Aging is a stage of life that, yes, increases the risk of chronic diseases, which does not mean dying of “old age”. In the long run, suppose ten years from now we would look back and be in the dark. What would the fastest growing segment of the world’s population be dying of: old age? Like this? How could we prevent diseases, diagnose them and treat them properly? We would fall into reckless fatalism. If old age is the reason why old people die, there is nothing to be done, there is no way to stop time.

A basic rule in public health is that what is not measured remains invisible.
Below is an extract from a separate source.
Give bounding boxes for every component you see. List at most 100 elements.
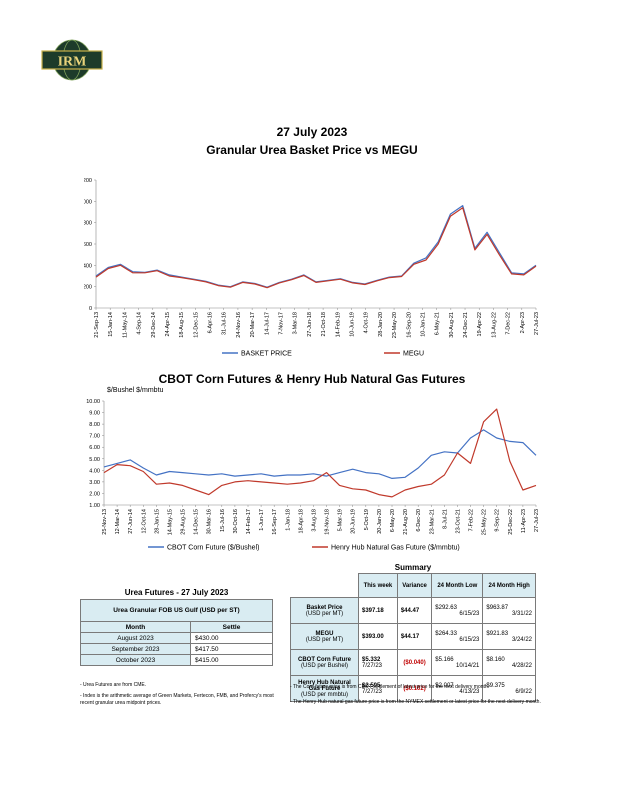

And what is invisible remains ignored. Worse in this case. Deaths can be ignored, but they are rarely invisible: they would be being made invisible.

It was above all lay civil society organizations that raised their voices. And more than in any other country, in ours – perhaps because we are so traumatized by the way we were treated during the pandemic.

We represent 3% of the world’s population and yet we have had 11% of Covid deaths, most of them among people over 60. It is estimated that two thirds of the total due to government negligence, the absence or delay in adopting public policies, delays in purchasing vaccines and corruption. In Rio de Janeiro, for example, seven field hospitals were built, only one of them worked for two months, with millions of reais spent without any transparency, no one held accountable.

We shouted so much, we mobilized so much, so many lives, articles, interviews and, in the end, we achieved what seemed impossible to us. In the last minute of the second half, two weeks from January 1, the WHO reversed the decision and removed the old age code from the CID. Much celebrated victory.

And suddenly, it feels like we’re back to square one. It has just been publicized that the royal physician gave old age as his highness’ cause of death. Will we need to mobilize again, with the same intensity? After all, if a supposedly competent doctor does it, let alone his colleagues around the world who are not so well trained, especially when it comes to aging.